Son aylarda yaşadığımız Korona salgını toplumsal
dönüşüm sürecini hızlandırdı ve yakın gelecekte bizi nelerin beklediğini
aslında özet olarak gösterdi. Önceden yaygın olmayan veya sınırlı şekilde kullanılan
teknolojiler artık zorunlu olarak hayatımıza girmeye başladı.
AVM’lerin kapanması, online ticareti hareketlendirdi.

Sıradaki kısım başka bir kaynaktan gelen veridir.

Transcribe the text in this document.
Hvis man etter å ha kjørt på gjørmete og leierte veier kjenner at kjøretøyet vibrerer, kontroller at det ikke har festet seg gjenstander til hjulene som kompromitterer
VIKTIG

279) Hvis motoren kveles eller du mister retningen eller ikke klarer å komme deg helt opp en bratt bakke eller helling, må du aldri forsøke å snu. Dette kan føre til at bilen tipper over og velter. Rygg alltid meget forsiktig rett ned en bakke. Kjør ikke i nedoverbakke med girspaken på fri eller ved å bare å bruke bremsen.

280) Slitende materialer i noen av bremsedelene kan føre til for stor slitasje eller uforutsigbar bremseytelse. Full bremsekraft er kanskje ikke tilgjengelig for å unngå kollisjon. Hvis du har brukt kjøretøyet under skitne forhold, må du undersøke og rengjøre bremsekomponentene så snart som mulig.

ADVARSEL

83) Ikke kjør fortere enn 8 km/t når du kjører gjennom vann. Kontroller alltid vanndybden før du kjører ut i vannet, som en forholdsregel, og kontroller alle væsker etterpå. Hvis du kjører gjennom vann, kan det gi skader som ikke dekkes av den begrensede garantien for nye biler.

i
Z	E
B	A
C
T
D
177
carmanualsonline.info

Okulların kapanması, uzaktan eğitim modellerini harekete geçirdi. Lokanta ve
kafelerin kapanması, online siparişleri hızlandırdı. Pek çok işyerinde, kamu
kuruluşlarının birçoğunda, büyük şirketlerde, bankalarda zorunlu olarak uzaktan
çalışma modellerine geçiş yapıldı. Toplantılar, görüşmeler, oturumlar uzaktan,
online katılımlarla yapılmaya başlandı. “Sosyal mesafe” diye bir kavram girdi
hayatımıza. Sosyal mesafeleri ise ancak teknoloji ile kapatabilir olduk.

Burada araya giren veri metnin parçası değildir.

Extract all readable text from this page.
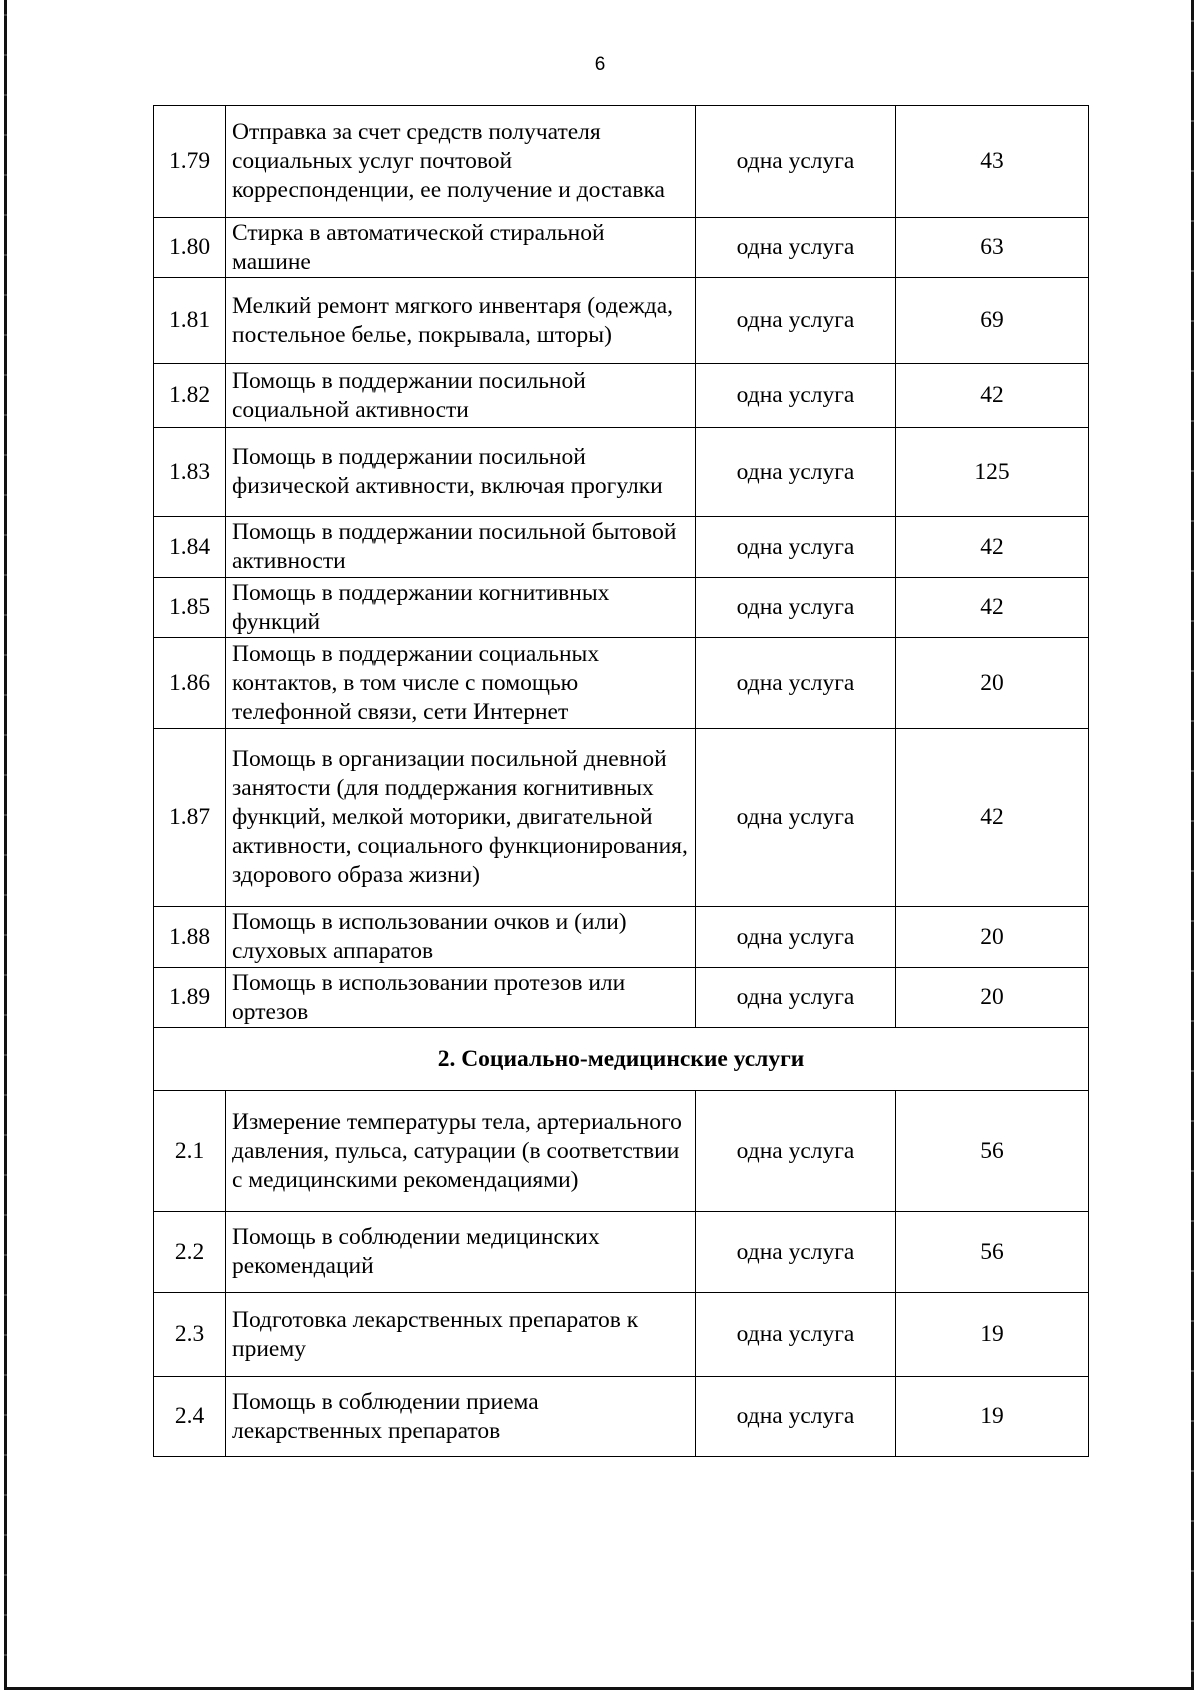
6
1.79	Отправка за счет средств получателя социальных услуг почтовой корреспонденции, ее получение и доставка	одна услуга	43
1.80	Стирка в автоматической стиральной машине	одна услуга	63
1.81	Мелкий ремонт мягкого инвентаря (одежда, постельное белье, покрывала, шторы)	одна услуга	69
1.82	Помощь в поддержании посильной социальной активности	одна услуга	42
1.83	Помощь в поддержании посильной физической активности, включая прогулки	одна услуга	125
1.84	Помощь в поддержании посильной бытовой активности	одна услуга	42
1.85	Помощь в поддержании когнитивных функций	одна услуга	42
1.86	Помощь в поддержании социальных контактов, в том числе с помощью телефонной связи, сети Интернет	одна услуга	20
1.87	Помощь в организации посильной дневной занятости (для поддержания когнитивных функций, мелкой моторики, двигательной активности, социального функционирования, здорового образа жизни)	одна услуга	42
1.88	Помощь в использовании очков и (или) слуховых аппаратов	одна услуга	20
1.89	Помощь в использовании протезов или ортезов	одна услуга	20
2. Социально-медицинские услуги			
2.1	Измерение температуры тела, артериального давления, пульса, сатурации (в соответствии с медицинскими рекомендациями)	одна услуга	56
2.2	Помощь в соблюдении медицинских рекомендаций	одна услуга	56
2.3	Подготовка лекарственных препаратов к приему	одна услуга	19
2.4	Помощь в соблюдении приема лекарственных препаратов	одна услуга	19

Başa dönersek, evet, “artık hiçbir şey eskisi gibi
olmayacak”. Salgın bizi değiştirdi. Etkileri kalıcı olabilir ve bu aynı zamanda
bugün deneyimlediğimiz teknolojilerin yaygınlaşacağı ve artık hayatımızın bir
parçası haline geleceğini gösteriyor.
Akıllı nesneler
Teknolojinin gelişmesiyle, mekanik aletler yerini
elektronik cihazlara ve sonrasında akıllı otomasyon sistemlerine bıraktı.
Teknoloji ile birlikte yeni kavramlar da girdi hayatımıza. Son günlerde “IOT”

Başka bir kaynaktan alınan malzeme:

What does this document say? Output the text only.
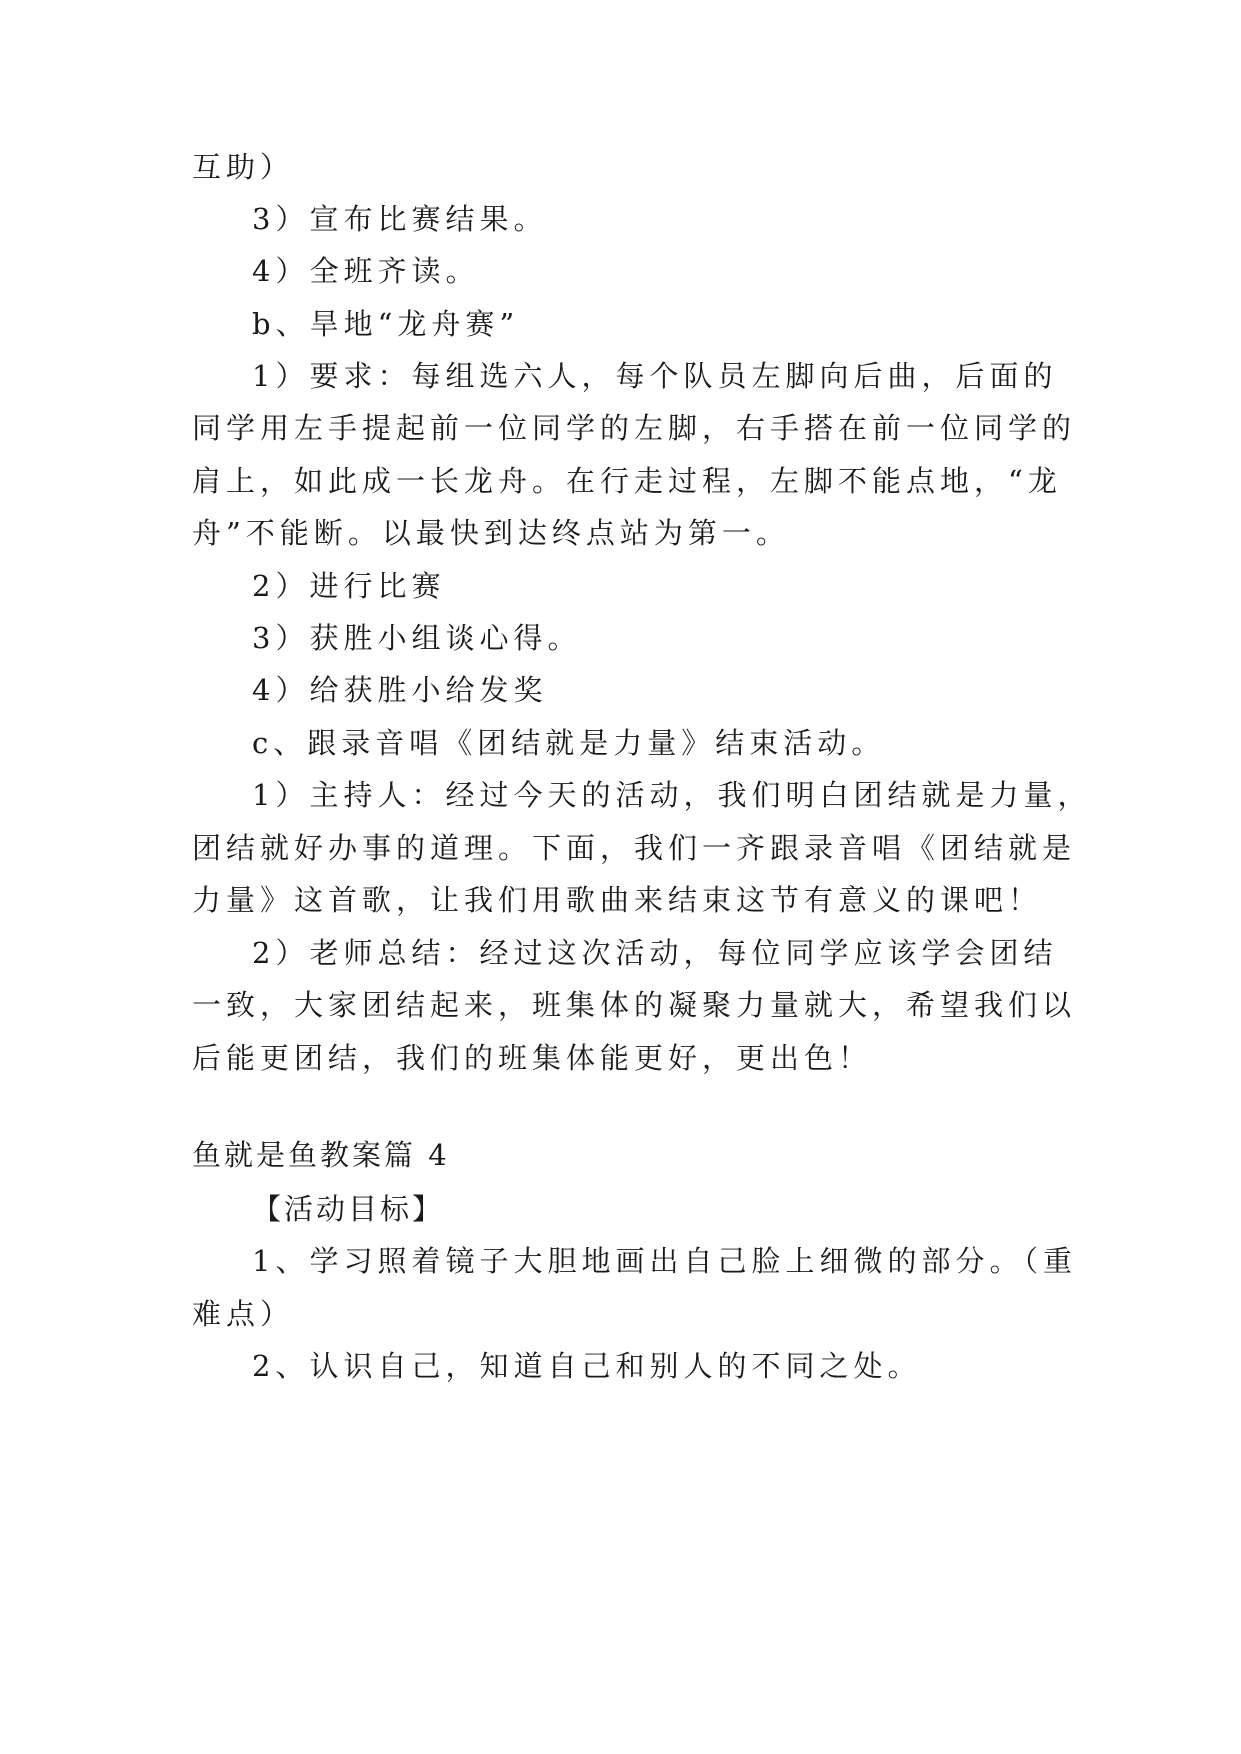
互助）
3）宣布比赛结果。
4）全班齐读。
b、旱地“龙舟赛”
1）要求：每组选六人，每个队员左脚向后曲，后面的
同学用左手提起前一位同学的左脚，右手搭在前一位同学的
肩上，如此成一长龙舟。在行走过程，左脚不能点地，“龙
舟”不能断。以最快到达终点站为第一。
2）进行比赛
3）获胜小组谈心得。
4）给获胜小给发奖
c、跟录音唱《团结就是力量》结束活动。
1）主持人：经过今天的活动，我们明白团结就是力量，
团结就好办事的道理。下面，我们一齐跟录音唱《团结就是
力量》这首歌，让我们用歌曲来结束这节有意义的课吧！
2）老师总结：经过这次活动，每位同学应该学会团结
一致，大家团结起来，班集体的凝聚力量就大，希望我们以
后能更团结，我们的班集体能更好，更出色！
鱼就是鱼教案篇 4
【活动目标】
1、学习照着镜子大胆地画出自己脸上细微的部分。（重
难点）
2、认识自己，知道自己和别人的不同之处。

veya “nesnelerin interneti” kavramı sıkça kullanılmaya başlandı.
Nesnelerin interneti yerine “akıllı nesneler” demek
daha doğru geliyor bana. Ne de olsa onların çağı başlayacak…
Peki, nedir bu “nesnelerin interneti” ya da kısaca
“IOT”?
İngilizce kısaltması nedeniyle IOT (internet of
things) ismi verilen ve Türkçeye “nesnelerin interneti” olarak çevrilen kavramı
kısacası özetleyecek olursak, günlük hayatımızda kullandığımız alet, makine ve
araçların (nesnelerin) birbirleriyle veya daha büyük sistemlerle bağlantı
kurduğu, konuştuğu (haberleştiği), çalıştığı ve kontrol edilebildiği bir sistem
olarak tanımlayabiliriz.
Amerikan Federal Ticaret Komisyonu, nesnelerin
internetini, “günlük kullanımımızda olan nesnelerin internete bağlanarak veri
gönderip alması kabiliyeti” olarak tanımlamış.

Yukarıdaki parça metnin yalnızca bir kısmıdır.